In a few days, with advice and contacts from John, I went on to Nashville, Tennessee, then to the SNCC headquarters in Atlanta, Georgia, only to be told by the woman who opened the door that “everybody” was down in Albany. Rather than take a segregated seat on the Atlanta-Albany bus, with whites sitting in front, blacks in the rear, I stood. The only other person standing was a nattily dressed black man who suggested I not try to reach the colored half of town at night. That turned out to be Wyatt Tee Walker, one of Dr. King’s lieutenants. It was a hot and humid night, with bugs flying in the bright lights of the Albany Greyhound station. An overweight policeman stood in front of me as I stepped off the bus. [...]

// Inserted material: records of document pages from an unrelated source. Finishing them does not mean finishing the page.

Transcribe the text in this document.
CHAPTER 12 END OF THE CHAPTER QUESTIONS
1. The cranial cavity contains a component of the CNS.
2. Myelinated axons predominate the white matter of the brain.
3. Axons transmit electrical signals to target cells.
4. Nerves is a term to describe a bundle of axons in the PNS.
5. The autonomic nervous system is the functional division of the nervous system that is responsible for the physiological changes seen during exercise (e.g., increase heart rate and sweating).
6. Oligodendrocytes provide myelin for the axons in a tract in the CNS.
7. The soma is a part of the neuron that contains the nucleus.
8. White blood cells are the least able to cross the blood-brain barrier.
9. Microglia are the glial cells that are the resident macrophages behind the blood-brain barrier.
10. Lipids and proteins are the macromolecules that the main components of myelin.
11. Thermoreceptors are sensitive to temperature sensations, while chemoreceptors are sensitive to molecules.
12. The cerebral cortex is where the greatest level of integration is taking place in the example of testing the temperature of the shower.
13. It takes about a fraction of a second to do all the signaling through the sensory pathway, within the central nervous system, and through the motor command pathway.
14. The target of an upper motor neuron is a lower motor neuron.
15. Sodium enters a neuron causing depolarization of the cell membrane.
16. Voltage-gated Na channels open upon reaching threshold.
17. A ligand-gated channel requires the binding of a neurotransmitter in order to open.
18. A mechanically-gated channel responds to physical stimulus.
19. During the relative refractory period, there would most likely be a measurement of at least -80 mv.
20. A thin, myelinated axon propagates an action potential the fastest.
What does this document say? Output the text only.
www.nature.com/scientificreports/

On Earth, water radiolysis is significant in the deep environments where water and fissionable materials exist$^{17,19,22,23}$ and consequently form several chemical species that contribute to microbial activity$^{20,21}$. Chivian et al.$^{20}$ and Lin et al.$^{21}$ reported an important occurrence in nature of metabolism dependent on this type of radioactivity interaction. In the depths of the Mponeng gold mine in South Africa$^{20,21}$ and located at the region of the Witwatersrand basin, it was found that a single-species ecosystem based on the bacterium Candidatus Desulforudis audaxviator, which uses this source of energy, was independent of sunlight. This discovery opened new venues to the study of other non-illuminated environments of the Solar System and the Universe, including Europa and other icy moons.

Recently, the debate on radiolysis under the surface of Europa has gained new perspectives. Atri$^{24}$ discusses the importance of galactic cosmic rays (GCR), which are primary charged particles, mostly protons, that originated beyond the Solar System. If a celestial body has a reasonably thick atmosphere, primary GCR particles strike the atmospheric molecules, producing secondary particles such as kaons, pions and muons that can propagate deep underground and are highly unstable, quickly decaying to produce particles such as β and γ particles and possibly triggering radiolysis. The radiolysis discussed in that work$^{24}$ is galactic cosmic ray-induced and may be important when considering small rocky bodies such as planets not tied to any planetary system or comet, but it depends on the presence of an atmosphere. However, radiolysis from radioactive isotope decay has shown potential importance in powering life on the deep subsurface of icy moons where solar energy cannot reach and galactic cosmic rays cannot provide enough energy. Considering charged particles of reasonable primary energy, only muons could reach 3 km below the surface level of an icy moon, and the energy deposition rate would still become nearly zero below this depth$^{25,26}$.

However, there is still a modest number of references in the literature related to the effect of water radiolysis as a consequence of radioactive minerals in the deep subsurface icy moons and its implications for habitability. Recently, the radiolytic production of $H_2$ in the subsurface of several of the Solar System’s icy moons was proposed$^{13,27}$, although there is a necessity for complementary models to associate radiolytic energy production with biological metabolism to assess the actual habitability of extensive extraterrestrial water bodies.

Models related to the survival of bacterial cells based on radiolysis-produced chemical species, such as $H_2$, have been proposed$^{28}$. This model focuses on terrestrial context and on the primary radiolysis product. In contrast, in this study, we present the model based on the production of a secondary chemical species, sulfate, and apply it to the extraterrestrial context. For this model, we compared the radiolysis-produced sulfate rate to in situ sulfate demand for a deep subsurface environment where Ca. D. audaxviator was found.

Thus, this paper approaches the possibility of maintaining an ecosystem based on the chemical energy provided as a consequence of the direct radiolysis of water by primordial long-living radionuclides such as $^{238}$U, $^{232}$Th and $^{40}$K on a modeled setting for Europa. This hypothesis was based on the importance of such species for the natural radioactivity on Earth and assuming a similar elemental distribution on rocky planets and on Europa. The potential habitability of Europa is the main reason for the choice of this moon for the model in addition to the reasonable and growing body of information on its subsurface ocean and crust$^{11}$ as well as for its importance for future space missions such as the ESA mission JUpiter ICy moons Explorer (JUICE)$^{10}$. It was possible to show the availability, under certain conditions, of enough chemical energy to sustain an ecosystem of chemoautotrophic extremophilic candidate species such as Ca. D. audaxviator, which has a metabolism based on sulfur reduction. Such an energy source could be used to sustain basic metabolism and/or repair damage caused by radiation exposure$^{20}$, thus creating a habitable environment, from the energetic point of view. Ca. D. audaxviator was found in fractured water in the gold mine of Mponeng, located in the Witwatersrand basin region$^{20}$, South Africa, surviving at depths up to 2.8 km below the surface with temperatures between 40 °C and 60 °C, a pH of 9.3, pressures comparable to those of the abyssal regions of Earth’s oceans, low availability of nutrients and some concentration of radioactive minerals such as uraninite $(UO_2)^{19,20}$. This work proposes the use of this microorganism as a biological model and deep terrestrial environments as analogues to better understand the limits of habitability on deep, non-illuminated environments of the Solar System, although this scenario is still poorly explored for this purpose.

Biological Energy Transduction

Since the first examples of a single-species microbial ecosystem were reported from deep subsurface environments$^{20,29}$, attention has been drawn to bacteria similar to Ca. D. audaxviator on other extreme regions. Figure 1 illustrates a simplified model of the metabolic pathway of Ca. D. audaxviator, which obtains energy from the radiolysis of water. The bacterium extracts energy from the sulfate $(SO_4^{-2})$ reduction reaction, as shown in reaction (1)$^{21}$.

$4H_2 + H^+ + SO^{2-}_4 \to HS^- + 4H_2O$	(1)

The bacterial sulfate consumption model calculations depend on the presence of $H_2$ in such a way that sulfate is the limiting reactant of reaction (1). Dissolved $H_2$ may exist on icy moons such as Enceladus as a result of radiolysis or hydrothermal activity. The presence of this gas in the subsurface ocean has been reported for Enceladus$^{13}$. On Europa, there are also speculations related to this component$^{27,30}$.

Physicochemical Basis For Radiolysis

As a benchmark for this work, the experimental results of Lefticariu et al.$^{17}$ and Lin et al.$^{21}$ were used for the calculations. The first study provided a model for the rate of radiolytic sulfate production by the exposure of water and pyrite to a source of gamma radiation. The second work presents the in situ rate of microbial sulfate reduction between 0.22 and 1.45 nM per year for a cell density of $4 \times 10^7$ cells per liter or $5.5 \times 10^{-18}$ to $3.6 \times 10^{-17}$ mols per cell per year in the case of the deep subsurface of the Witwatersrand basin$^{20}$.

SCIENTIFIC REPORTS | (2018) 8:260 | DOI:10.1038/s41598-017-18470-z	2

Then I made one walk downtown too many. As I passed the small cinderblock Cleveland police station, an officer stepped out from the parking lot and pulled me inside. I sat across from the chief as he politely explained to me that “in order to engage in the practice of photography” in Cleveland I needed to post a $1,000 bond. He opened a book of ordinances and pointed to the line. Outside in the parking lot, the policeman who had pulled me in was waiting. Clearly agitated, he explained with deep emotion that “we don’t mix the races down here.” He was sweating and rocking back and forth. Bizarre as it sounds, Frank Smith had told me that if I got into trouble I should just say I was black. This was apparently a common SNCC ruse, but it escaped me that I was supposed to say that it was a black woman who numbered among my recent ancestors. “As a matter of fact,” I said, “my grandfather was colored.” The policeman went completely crazy, reached for the gun on his belt, and said he would kill me right there on the spot. I thought he meant it. [...]
When the summer project of 1964 started, bringing a thousand mostly white Northern college students into Mississippi, I didn’t particularly want to go. For one thing, there were now many other people photographing the movement. For another, I thought voter registration was a bore. I found direct action, sit-ins, and marches, all of which often led to arrests, more exciting to photograph. Then, on June 21, a week before the project started, two workers and a summer volunteer were spotted changing a flat tire outside of Philadelphia, Mississippi, and taken to jail while the sheriff gathered the Klan to plan their murder. James Chaney was a black Congress of Racial Equality (CORE) worker from Meridian. He died, along with his best friend, a professional organizer with CORE from New York City named Mickey Schwerner, and Andy Goodman, a Queens College student and summer volunteer who had been in the South two days. A black Southerner and two Jewish boys from New York were lynched for trying to register African Americans to vote in a state that had lost the Civil War—but won back the power over their former slaves twenty years later by denying the right to vote through terror.